My perspective is that all music can create within ourselves supernatural feelings. We ascribe so many deep and powerful emotions to sounds; they move us so intensely. That magic is always there, but it feels especially powerful when oppressed peoples make their own music– somehow that the music itself might throw the weights off of our shoulders and bring about clear and beautiful skies again. This for me is the interior of what witchcraft might be.

TK: As well, you’re quite deliberate in your choices to invoke politics in dance and pop music. You’ve supported GLITS and YasProjectPhilly via Bandcamp sales, how important is that connection to Twin Pixie? Why did you chose those specific groups to help support? Is there room for politics and social justice in pop and dance music, why or why not?

TJ: While I really appreciate this question, the content we’ve written about in our songs felt more necessary to write than it felt deliberate. I had been writing instrumental music for years, and it felt so easy to hide aspects of my identity within it. I think I can speak for Aiv and say that she was in a similar place with writing instrumental music. We just needed to finally make music where we could be really gay if we wanted to, or scream if we wanted to, or be soft if we wanted to, and be able to explore and express whatever interested us. 

Coming from the classical music scene, I saw a lot of performing groups do “outreach” concerts that didn’t feel necessary. They would often decide that communities in need should witness classical performances. It’s not that people didn’t enjoy these performances, but it felt neo-colonial and performative. Sometimes communities just need donations, not an hour of Mozart. 

We want to help when people ask, especially if we’re able to. And the communities and organizations we donated to were asking for help. We’re deliberate in who we chose to fundraise for, and we’re doing our best to be conscious in how we go about this.

Aiv: I understand my very existence to be political, controversial. Even our relationships to ourselves, our bodies, our minds carry a thousand ideologies that we are continually navigating through. It seems inevitable that, even when we feel banal or normal in those relationships, those ideologies will enter into the art that we make. I suppose that I am saying that all art is political. I don’t feel like I have the luxury of being “apolitical.” Twin Pixie’s desire to support community driven organizations stems partially from our understanding that we are part of a wider community; that all of this isn’t just about ourselves.

TJ: There also seems to be an audience, a community, that is craving to see more representation and space that healthily engages with ideas of identity. We are both part of that greater audience, and we feel the need to create as well. Twin Pixie is in part us making something that we wished already existed, and a lot of that is having grown up with a lack of representation. 

TK: What’s next for Twin Pixie?
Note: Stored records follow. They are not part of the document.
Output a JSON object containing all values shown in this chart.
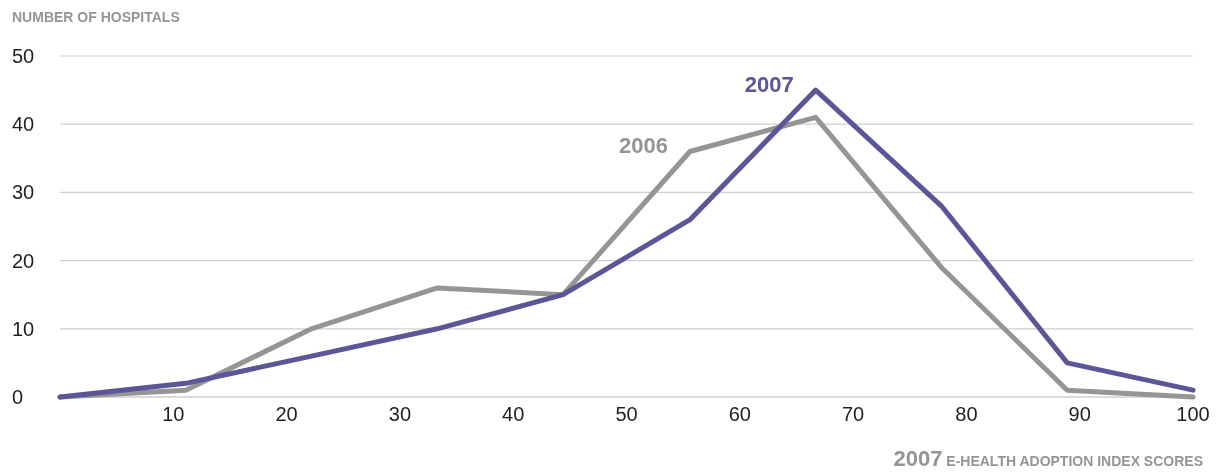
{
  "chart_data": {
    "type": "line",
    "ylabel": "NUMBER OF HOSPITALS",
    "xlabel": "2007 E-HEALTH ADOPTION INDEX SCORES",
    "x": [
      0,
      11.1,
      22.2,
      33.3,
      44.4,
      55.6,
      66.7,
      77.8,
      88.9,
      100
    ],
    "series": [
      {
        "name": "2006",
        "color": "#959595",
        "values": [
          0,
          1,
          10,
          16,
          15,
          36,
          41,
          19,
          1,
          0
        ]
      },
      {
        "name": "2007",
        "color": "#5b5698",
        "values": [
          0,
          2,
          6,
          10,
          15,
          26,
          45,
          28,
          5,
          1
        ]
      }
    ],
    "xlim": [
      0,
      100
    ],
    "xticks": [
      10,
      20,
      30,
      40,
      50,
      60,
      70,
      80,
      90,
      100
    ],
    "ylim": [
      0,
      50
    ],
    "yticks": [
      0,
      10,
      20,
      30,
      40,
      50
    ],
    "grid": "y",
    "marker": "none",
    "line_style": "solid"
  }
}
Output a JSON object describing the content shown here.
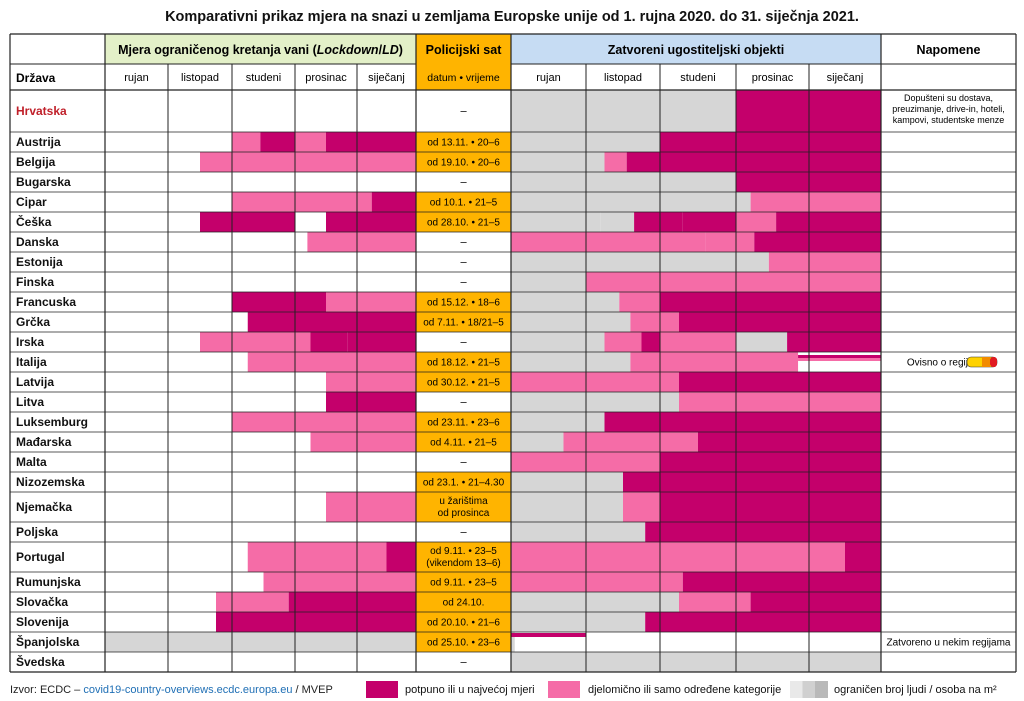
{
  "title": "Komparativni prikaz mjera na snazi u zemljama Europske unije od 1. rujna 2020. do 31. siječnja 2021.",
  "colors": {
    "full": "#c4006b",
    "partial": "#f56ca7",
    "limited": "#d6d6d6",
    "curfew_bg": "#ffb400",
    "lockdown_header_bg": "#e3f0c8",
    "restaurants_header_bg": "#c6dcf3"
  },
  "chart_data": {
    "type": "table",
    "groups": {
      "lockdown": "Mjera ograničenog kretanja vani (Lockdown/LD)",
      "curfew": "Policijski sat",
      "restaurants": "Zatvoreni ugostiteljski objekti",
      "notes": "Napomene"
    },
    "row_header": "Država",
    "months": [
      "rujan",
      "listopad",
      "studeni",
      "prosinac",
      "siječanj"
    ],
    "curfew_subheader": "datum • vrijeme",
    "countries": [
      {
        "name": "Hrvatska",
        "highlight": true,
        "curfew": "–",
        "note": "Dopušteni su dostava, preuzimanje, drive-in, hoteli, kampovi, studentske menze",
        "lockdown": [],
        "restaurants": [
          [
            0,
            3,
            "L"
          ],
          [
            3,
            5,
            "F"
          ]
        ]
      },
      {
        "name": "Austrija",
        "curfew": "od 13.11. • 20–6",
        "lockdown": [
          [
            2,
            2.45,
            "P"
          ],
          [
            2.45,
            3,
            "F"
          ],
          [
            3,
            3.5,
            "P"
          ],
          [
            3.5,
            5,
            "F"
          ]
        ],
        "restaurants": [
          [
            0,
            2,
            "L"
          ],
          [
            2,
            5,
            "F"
          ]
        ]
      },
      {
        "name": "Belgija",
        "curfew": "od 19.10. • 20–6",
        "lockdown": [
          [
            1.5,
            5,
            "P"
          ]
        ],
        "restaurants": [
          [
            0,
            1.25,
            "L"
          ],
          [
            1.25,
            1.55,
            "P"
          ],
          [
            1.55,
            5,
            "F"
          ]
        ]
      },
      {
        "name": "Bugarska",
        "curfew": "–",
        "lockdown": [],
        "restaurants": [
          [
            0,
            3,
            "L"
          ],
          [
            3,
            5,
            "F"
          ]
        ]
      },
      {
        "name": "Cipar",
        "curfew": "od 10.1. • 21–5",
        "lockdown": [
          [
            2,
            4.25,
            "P"
          ],
          [
            4.25,
            5,
            "F"
          ]
        ],
        "restaurants": [
          [
            0,
            3,
            "L"
          ],
          [
            3,
            3.2,
            "L"
          ],
          [
            3.2,
            5,
            "P"
          ]
        ]
      },
      {
        "name": "Češka",
        "curfew": "od 28.10. • 21–5",
        "lockdown": [
          [
            1.5,
            3,
            "F"
          ],
          [
            3.5,
            5,
            "F"
          ]
        ],
        "restaurants": [
          [
            0,
            1.2,
            "L"
          ],
          [
            1.2,
            1.65,
            "L"
          ],
          [
            1.65,
            2.3,
            "F"
          ],
          [
            2.3,
            3.55,
            "F"
          ],
          [
            3,
            3.55,
            "P"
          ],
          [
            3.55,
            5,
            "F"
          ]
        ]
      },
      {
        "name": "Danska",
        "curfew": "–",
        "lockdown": [
          [
            3.2,
            5,
            "P"
          ]
        ],
        "restaurants": [
          [
            0,
            2.6,
            "P"
          ],
          [
            2.6,
            3.25,
            "P"
          ],
          [
            3.25,
            5,
            "F"
          ]
        ]
      },
      {
        "name": "Estonija",
        "curfew": "–",
        "lockdown": [],
        "restaurants": [
          [
            0,
            3.45,
            "L"
          ],
          [
            3.45,
            5,
            "P"
          ]
        ]
      },
      {
        "name": "Finska",
        "curfew": "–",
        "lockdown": [],
        "restaurants": [
          [
            0,
            1,
            "L"
          ],
          [
            1,
            5,
            "P"
          ]
        ]
      },
      {
        "name": "Francuska",
        "curfew": "od 15.12. • 18–6",
        "lockdown": [
          [
            2,
            3.5,
            "F"
          ],
          [
            3.5,
            5,
            "P"
          ]
        ],
        "restaurants": [
          [
            0,
            1.45,
            "L"
          ],
          [
            1.45,
            2,
            "P"
          ],
          [
            2,
            5,
            "F"
          ]
        ]
      },
      {
        "name": "Grčka",
        "curfew": "od 7.11. • 18/21–5",
        "lockdown": [
          [
            2.25,
            5,
            "F"
          ]
        ],
        "restaurants": [
          [
            0,
            1.6,
            "L"
          ],
          [
            1.6,
            2.25,
            "P"
          ],
          [
            2.25,
            5,
            "F"
          ]
        ]
      },
      {
        "name": "Irska",
        "curfew": "–",
        "lockdown": [
          [
            1.5,
            3.25,
            "P"
          ],
          [
            3.25,
            3.85,
            "F"
          ],
          [
            3.85,
            5,
            "F"
          ]
        ],
        "restaurants": [
          [
            0,
            1.25,
            "L"
          ],
          [
            1.25,
            1.75,
            "P"
          ],
          [
            1.75,
            2,
            "F"
          ],
          [
            2,
            3,
            "P"
          ],
          [
            3,
            3.7,
            "L"
          ],
          [
            3.7,
            5,
            "F"
          ]
        ]
      },
      {
        "name": "Italija",
        "curfew": "od 18.12. • 21–5",
        "note": "Ovisno o regiji",
        "lockdown": [
          [
            2.25,
            5,
            "P"
          ]
        ],
        "restaurants": [
          [
            0,
            1.6,
            "L"
          ],
          [
            1.6,
            2,
            "P"
          ],
          [
            2,
            3.85,
            "P"
          ],
          [
            3.85,
            5,
            "italy"
          ]
        ]
      },
      {
        "name": "Latvija",
        "curfew": "od 30.12. • 21–5",
        "lockdown": [
          [
            3.5,
            5,
            "P"
          ]
        ],
        "restaurants": [
          [
            0,
            2.25,
            "P"
          ],
          [
            2.25,
            5,
            "F"
          ]
        ]
      },
      {
        "name": "Litva",
        "curfew": "–",
        "lockdown": [
          [
            3.5,
            4,
            "F"
          ],
          [
            4,
            5,
            "F"
          ]
        ],
        "restaurants": [
          [
            0,
            2,
            "L"
          ],
          [
            2,
            2.25,
            "L"
          ],
          [
            2.25,
            5,
            "P"
          ]
        ]
      },
      {
        "name": "Luksemburg",
        "curfew": "od 23.11. • 23–6",
        "lockdown": [
          [
            2,
            5,
            "P"
          ]
        ],
        "restaurants": [
          [
            0,
            1.25,
            "L"
          ],
          [
            1.25,
            5,
            "F"
          ]
        ]
      },
      {
        "name": "Mađarska",
        "curfew": "od 4.11. • 21–5",
        "lockdown": [
          [
            3.25,
            5,
            "P"
          ]
        ],
        "restaurants": [
          [
            0,
            0.7,
            "L"
          ],
          [
            0.7,
            2.5,
            "P"
          ],
          [
            2.5,
            5,
            "F"
          ]
        ]
      },
      {
        "name": "Malta",
        "curfew": "–",
        "lockdown": [],
        "restaurants": [
          [
            0,
            2,
            "P"
          ],
          [
            2,
            5,
            "F"
          ]
        ]
      },
      {
        "name": "Nizozemska",
        "curfew": "od 23.1. • 21–4.30",
        "lockdown": [],
        "restaurants": [
          [
            0,
            1.5,
            "L"
          ],
          [
            1.5,
            5,
            "F"
          ]
        ]
      },
      {
        "name": "Njemačka",
        "curfew": "u žarištima od prosinca",
        "lockdown": [
          [
            3.5,
            5,
            "P"
          ]
        ],
        "restaurants": [
          [
            0,
            1.5,
            "L"
          ],
          [
            1.5,
            2,
            "P"
          ],
          [
            2,
            5,
            "F"
          ]
        ]
      },
      {
        "name": "Poljska",
        "curfew": "–",
        "lockdown": [],
        "restaurants": [
          [
            0,
            1.8,
            "L"
          ],
          [
            1.8,
            5,
            "F"
          ]
        ]
      },
      {
        "name": "Portugal",
        "curfew": "od 9.11. • 23–5 (vikendom 13–6)",
        "lockdown": [
          [
            2.25,
            4.5,
            "P"
          ],
          [
            4.5,
            5,
            "F"
          ]
        ],
        "restaurants": [
          [
            0,
            4.5,
            "P"
          ],
          [
            4.5,
            5,
            "F"
          ]
        ]
      },
      {
        "name": "Rumunjska",
        "curfew": "od 9.11. • 23–5",
        "lockdown": [
          [
            2.5,
            5,
            "P"
          ]
        ],
        "restaurants": [
          [
            0,
            2.3,
            "P"
          ],
          [
            2.3,
            5,
            "F"
          ]
        ]
      },
      {
        "name": "Slovačka",
        "curfew": "od 24.10.",
        "lockdown": [
          [
            1.75,
            2.9,
            "P"
          ],
          [
            2.9,
            5,
            "F"
          ]
        ],
        "restaurants": [
          [
            0,
            1,
            "L"
          ],
          [
            1,
            2.25,
            "L"
          ],
          [
            2.25,
            3.2,
            "P"
          ],
          [
            3.2,
            5,
            "F"
          ]
        ]
      },
      {
        "name": "Slovenija",
        "curfew": "od 20.10. • 21–6",
        "lockdown": [
          [
            1.75,
            5,
            "F"
          ]
        ],
        "restaurants": [
          [
            0,
            1.8,
            "L"
          ],
          [
            1.8,
            5,
            "F"
          ]
        ]
      },
      {
        "name": "Španjolska",
        "curfew": "od 25.10. • 23–6",
        "note": "Zatvoreno u nekim regijama",
        "lockdown": [
          [
            0,
            5,
            "L"
          ]
        ],
        "restaurants": [
          [
            0,
            0.05,
            "L"
          ],
          [
            0,
            1,
            "spain"
          ]
        ]
      },
      {
        "name": "Švedska",
        "curfew": "–",
        "lockdown": [],
        "restaurants": [
          [
            0,
            5,
            "L"
          ]
        ]
      }
    ],
    "legend": [
      {
        "key": "F",
        "label": "potpuno ili u najvećoj mjeri"
      },
      {
        "key": "P",
        "label": "djelomično ili samo određene kategorije"
      },
      {
        "key": "L",
        "label": "ograničen broj ljudi / osoba na m²"
      }
    ]
  },
  "source": {
    "prefix": "Izvor: ECDC – ",
    "link": "covid19-country-overviews.ecdc.europa.eu",
    "suffix": " / MVEP"
  }
}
Any live shows or albums on the horizon? 

Aiv: We have been working away at the rest of this album, our three singles that we have released so far are all going to be on it, alongside a few more songs. We’re hoping to have that done sometime soon! But we also are perfectionists and so we end up working way slower than we’d like to, most of the time. We’ve been in the process of booking some live shows, and so we hope to have a few dates for that soon! And we’ve been working on a remix, too. We are also going to be trying out streaming ourselves working on some music production on Twitch this month.